Incorporado, atendió la llamada.

—¡¡Está muerta, está muerta!!

—¡¿Qué dices, Claudia?! —Con miedo de molestar a su mujer, Antonio se refugió en el cuarto de baño antes de continuar—. ¿Quién está muerta? —La luz artificial le obligaba a un parpadeo incesante para adaptar los ojos a la nueva claridad.

—Valeria, la chica de la celda siete, la rubia con silicona está muerta. —El temblor de la última palabra mostraba el miedo a pronunciarla.

—¿Muerta? ¿Estás segura?

—Joder, Antonio, pues claro que estoy segura —gritó la mujer—; la toqué, está fría, no respira.

—Tranquilízate, Claudia. —Tras unos segundos, Antonio preguntó—: ¿Qué pasó anoche?

—Nada fuera de lo previsto, todo salió como lo teníamos pensado. Bebieron, se relajaron, tontearon y la fiesta se alargó hasta pasadas las tres. Después cada uno se fue a su celda. Estaban muy borrachos, pero vivos cuando se acostaron. Y ahora ya no. Ella tiene los ojos abiertos, parece que mira, pero no puede porque… —Los sollozos impidieron a la mujer continuar con el relato.

—No llores, respira y relájate. —Poca información sacaría si no lograba centrar la conversación—. ¿Hay alguien más contigo?

—No —dijo Claudia tras una intensa inspiración—. El equipo trabajó hasta tarde, les dije que no volvieran antes de las siete, que yo me encargaría de la primera guardia, pensé que después de todo lo que habían bebido dormirían bien y que me arreglaría con las cámaras fijas de las celdas.

—Bien, mejor así, eso nos da algo de tiempo.

—¿Para qué? —preguntó Claudia—. ¿Qué debo hacer?

—Nada, en poco más de una hora estaré ahí. Antes de decidir, necesito que me cuentes todo lo que ha pasado.

—¿Y no debería avisar a la policía? —insinuó la mujer.

—Por ahora, no —ordenó Antonio.

—Pero…

—Claudia, escucha: si la muchacha está muerta, poco importa que esperemos un rato antes de notificar lo sucedido. —El tono de voz suave y condescendiente trataba de calmar la conciencia de la mujer—. Por favor, dame unos minutos para poder pensar.

—Está bien, esperaré a que llegues —concluyó Claudia antes de colgar el teléfono.

Con una mueca de alivio, Antonio dejó el terminal sobre el mármol gris del lavabo, antes de regresar al cuarto en busca de ropa.

Mientras recorría las baldosas del jardín, buscó en los recuerdos cercanos el rostro de Valeria. «Maldita sea, maldita sea», murmuró. La sorpresa inicial se había transformado en rabia en pocos segundos. Apenas faltaban unas pocas semanas; la pesadilla habría terminado y su mundo volvería a la normalidad, sin dramas, sin lágrimas.

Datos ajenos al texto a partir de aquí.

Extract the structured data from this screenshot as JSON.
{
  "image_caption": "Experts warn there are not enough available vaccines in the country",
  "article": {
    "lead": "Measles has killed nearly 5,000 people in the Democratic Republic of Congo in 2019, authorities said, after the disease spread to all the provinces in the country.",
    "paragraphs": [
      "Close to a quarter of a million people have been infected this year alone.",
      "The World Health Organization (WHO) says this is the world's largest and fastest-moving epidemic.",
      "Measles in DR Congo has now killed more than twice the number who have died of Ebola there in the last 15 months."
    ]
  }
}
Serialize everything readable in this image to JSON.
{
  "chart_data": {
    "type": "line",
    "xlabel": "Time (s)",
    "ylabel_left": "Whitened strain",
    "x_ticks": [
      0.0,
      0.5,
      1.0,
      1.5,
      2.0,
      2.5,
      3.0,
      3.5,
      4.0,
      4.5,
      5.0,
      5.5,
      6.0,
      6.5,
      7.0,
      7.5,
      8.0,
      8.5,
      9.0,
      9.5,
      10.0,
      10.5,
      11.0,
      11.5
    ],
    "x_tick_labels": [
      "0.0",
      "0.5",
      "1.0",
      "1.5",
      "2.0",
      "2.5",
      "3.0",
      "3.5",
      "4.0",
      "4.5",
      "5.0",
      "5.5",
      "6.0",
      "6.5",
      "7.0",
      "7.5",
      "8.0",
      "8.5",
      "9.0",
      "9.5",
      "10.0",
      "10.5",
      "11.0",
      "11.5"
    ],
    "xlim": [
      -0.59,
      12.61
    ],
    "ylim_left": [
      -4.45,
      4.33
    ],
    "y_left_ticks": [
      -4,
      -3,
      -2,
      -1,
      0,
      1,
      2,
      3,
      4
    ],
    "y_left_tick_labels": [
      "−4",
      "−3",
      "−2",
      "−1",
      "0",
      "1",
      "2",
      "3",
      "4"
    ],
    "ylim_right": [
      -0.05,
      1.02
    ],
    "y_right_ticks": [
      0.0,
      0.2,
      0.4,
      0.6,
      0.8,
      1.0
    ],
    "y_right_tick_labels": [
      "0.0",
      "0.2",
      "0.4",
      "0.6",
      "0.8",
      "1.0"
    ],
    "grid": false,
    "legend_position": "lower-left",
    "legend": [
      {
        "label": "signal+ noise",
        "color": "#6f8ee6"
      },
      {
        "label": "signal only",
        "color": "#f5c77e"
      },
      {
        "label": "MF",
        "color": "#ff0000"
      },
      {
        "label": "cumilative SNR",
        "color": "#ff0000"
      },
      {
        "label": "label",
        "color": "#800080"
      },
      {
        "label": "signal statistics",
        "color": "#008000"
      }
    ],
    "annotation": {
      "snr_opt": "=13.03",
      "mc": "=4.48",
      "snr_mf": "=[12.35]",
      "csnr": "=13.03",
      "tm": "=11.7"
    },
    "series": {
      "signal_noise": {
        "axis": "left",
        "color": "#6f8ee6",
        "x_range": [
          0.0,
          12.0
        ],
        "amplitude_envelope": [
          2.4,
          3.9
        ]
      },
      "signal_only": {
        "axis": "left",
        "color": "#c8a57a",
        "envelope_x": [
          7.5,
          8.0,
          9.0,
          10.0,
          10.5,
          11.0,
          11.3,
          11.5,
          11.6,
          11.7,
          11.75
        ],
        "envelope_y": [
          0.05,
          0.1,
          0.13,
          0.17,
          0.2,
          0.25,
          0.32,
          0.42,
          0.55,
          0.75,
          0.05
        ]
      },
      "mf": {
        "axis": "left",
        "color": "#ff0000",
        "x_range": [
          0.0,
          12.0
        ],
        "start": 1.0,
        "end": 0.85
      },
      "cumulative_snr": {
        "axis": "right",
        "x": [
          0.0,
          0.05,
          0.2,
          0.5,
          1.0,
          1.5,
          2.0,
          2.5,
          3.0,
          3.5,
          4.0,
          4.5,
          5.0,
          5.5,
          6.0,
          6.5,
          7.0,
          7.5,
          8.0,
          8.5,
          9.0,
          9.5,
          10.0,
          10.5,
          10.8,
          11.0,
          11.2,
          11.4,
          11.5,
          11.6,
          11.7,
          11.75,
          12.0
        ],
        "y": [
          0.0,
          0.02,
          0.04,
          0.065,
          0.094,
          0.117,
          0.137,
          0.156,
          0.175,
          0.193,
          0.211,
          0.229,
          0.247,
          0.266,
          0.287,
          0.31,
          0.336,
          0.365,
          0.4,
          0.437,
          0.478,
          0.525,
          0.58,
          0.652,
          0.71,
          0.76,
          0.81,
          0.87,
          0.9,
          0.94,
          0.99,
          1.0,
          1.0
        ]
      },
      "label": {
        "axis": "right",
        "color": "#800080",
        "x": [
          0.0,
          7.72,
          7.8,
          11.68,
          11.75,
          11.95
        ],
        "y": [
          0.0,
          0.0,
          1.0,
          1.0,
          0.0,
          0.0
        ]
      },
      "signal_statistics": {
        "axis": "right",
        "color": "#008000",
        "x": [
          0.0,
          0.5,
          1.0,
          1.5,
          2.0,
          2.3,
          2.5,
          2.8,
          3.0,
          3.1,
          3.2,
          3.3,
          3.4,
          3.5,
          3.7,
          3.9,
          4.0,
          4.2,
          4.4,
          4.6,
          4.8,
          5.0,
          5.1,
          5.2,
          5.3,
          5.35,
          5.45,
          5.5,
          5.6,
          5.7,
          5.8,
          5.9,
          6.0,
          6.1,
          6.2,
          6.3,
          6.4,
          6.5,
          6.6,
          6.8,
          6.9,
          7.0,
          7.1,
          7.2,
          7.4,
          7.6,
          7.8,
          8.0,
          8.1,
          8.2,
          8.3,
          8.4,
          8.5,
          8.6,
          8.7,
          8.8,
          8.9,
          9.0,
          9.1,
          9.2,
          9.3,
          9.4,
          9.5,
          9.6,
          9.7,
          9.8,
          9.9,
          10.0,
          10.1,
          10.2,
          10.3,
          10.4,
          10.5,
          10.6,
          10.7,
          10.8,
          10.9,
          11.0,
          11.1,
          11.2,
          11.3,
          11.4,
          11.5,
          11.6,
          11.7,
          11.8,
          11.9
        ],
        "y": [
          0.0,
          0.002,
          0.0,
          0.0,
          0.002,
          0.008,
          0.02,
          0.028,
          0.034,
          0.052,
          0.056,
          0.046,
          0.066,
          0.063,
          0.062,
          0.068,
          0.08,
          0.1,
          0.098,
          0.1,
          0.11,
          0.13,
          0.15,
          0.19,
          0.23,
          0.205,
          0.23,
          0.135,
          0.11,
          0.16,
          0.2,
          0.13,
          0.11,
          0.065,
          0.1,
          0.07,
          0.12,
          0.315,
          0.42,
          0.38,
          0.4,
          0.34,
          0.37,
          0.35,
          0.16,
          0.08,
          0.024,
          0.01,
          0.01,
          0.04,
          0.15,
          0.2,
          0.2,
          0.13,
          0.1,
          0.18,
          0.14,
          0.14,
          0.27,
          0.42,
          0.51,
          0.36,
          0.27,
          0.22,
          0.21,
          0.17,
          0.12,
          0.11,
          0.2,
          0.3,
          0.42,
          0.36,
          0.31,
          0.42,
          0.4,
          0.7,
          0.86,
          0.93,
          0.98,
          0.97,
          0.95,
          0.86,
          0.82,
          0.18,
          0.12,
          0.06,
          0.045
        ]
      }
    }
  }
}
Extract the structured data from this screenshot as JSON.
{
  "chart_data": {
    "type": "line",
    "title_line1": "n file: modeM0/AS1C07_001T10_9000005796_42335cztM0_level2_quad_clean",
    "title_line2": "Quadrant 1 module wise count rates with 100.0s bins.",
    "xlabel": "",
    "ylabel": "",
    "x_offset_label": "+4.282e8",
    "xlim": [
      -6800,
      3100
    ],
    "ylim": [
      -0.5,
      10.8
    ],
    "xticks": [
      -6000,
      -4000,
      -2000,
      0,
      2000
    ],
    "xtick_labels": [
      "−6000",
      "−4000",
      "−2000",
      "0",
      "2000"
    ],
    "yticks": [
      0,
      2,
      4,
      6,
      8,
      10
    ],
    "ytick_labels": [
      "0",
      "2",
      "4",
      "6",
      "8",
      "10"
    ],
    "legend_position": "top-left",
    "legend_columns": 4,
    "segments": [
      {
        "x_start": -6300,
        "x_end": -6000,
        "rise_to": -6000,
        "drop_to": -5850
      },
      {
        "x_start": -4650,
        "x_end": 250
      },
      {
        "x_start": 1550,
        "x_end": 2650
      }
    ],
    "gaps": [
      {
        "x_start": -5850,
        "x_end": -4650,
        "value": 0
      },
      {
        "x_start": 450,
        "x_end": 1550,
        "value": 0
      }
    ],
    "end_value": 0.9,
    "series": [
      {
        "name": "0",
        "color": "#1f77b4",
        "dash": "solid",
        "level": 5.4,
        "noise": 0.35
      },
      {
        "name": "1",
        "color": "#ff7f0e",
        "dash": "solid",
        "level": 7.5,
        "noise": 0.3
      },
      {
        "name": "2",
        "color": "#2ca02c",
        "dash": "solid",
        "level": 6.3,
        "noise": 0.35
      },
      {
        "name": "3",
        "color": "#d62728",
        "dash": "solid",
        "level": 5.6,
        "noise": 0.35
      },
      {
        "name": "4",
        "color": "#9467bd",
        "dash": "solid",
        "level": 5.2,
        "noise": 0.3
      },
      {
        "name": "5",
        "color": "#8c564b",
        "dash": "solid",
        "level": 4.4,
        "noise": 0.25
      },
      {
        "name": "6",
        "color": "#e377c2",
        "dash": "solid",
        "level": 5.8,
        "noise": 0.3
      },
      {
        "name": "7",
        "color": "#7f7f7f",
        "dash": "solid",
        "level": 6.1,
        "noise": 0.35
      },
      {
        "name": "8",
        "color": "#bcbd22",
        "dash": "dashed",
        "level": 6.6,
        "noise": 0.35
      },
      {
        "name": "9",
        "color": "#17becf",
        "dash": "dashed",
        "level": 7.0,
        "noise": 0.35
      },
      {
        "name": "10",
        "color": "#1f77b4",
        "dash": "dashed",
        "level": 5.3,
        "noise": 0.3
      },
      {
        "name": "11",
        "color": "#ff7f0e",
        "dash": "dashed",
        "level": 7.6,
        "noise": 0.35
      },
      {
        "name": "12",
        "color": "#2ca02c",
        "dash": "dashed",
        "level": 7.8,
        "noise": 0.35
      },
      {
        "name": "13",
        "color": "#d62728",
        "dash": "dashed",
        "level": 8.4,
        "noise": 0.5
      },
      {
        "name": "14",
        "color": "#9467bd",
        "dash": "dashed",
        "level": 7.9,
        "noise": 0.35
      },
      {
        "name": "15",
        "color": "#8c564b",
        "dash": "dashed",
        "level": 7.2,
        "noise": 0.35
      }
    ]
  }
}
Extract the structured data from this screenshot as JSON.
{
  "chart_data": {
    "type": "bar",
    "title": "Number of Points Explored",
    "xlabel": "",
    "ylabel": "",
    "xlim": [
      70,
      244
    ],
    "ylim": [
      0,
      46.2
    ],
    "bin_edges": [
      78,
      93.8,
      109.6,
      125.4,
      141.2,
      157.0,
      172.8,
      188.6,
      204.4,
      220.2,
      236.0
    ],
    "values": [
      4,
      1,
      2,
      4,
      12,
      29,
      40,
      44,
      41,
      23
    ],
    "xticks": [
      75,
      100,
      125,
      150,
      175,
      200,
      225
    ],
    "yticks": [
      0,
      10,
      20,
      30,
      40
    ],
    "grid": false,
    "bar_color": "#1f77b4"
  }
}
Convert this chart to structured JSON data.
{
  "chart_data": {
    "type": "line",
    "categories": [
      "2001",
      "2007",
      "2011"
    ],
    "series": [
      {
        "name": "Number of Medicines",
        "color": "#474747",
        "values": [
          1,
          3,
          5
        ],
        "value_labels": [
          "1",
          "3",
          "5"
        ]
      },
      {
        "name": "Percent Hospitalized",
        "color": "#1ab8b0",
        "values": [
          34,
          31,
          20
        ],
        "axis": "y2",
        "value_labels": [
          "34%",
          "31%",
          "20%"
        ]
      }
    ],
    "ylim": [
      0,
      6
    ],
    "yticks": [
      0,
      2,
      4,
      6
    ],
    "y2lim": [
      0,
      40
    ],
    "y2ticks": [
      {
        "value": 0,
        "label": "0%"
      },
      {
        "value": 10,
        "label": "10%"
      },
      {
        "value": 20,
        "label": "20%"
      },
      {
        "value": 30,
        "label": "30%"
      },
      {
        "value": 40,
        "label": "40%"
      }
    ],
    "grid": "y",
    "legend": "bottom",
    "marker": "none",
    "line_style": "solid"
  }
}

Una punzada en la sien izquierda anunciaba la llegada de un fuerte dolor de cabeza. Sin pensar, Antonio abrió la guantera del auto y rebuscó entre los papeles hasta dar con sus medicinas. Desde la firma del contrato, las jaquecas no desaparecían del todo, solo se agazapaban, se adormecían dispuestas a atacar con rabia al menor descuido. Con la pastilla colocada bajo la lengua centró su atención en la carretera dejando que el fármaco actuase; aquella mañana necesitaba la mente despejada, las decisiones que tomase marcarían el futuro de demasiada gente.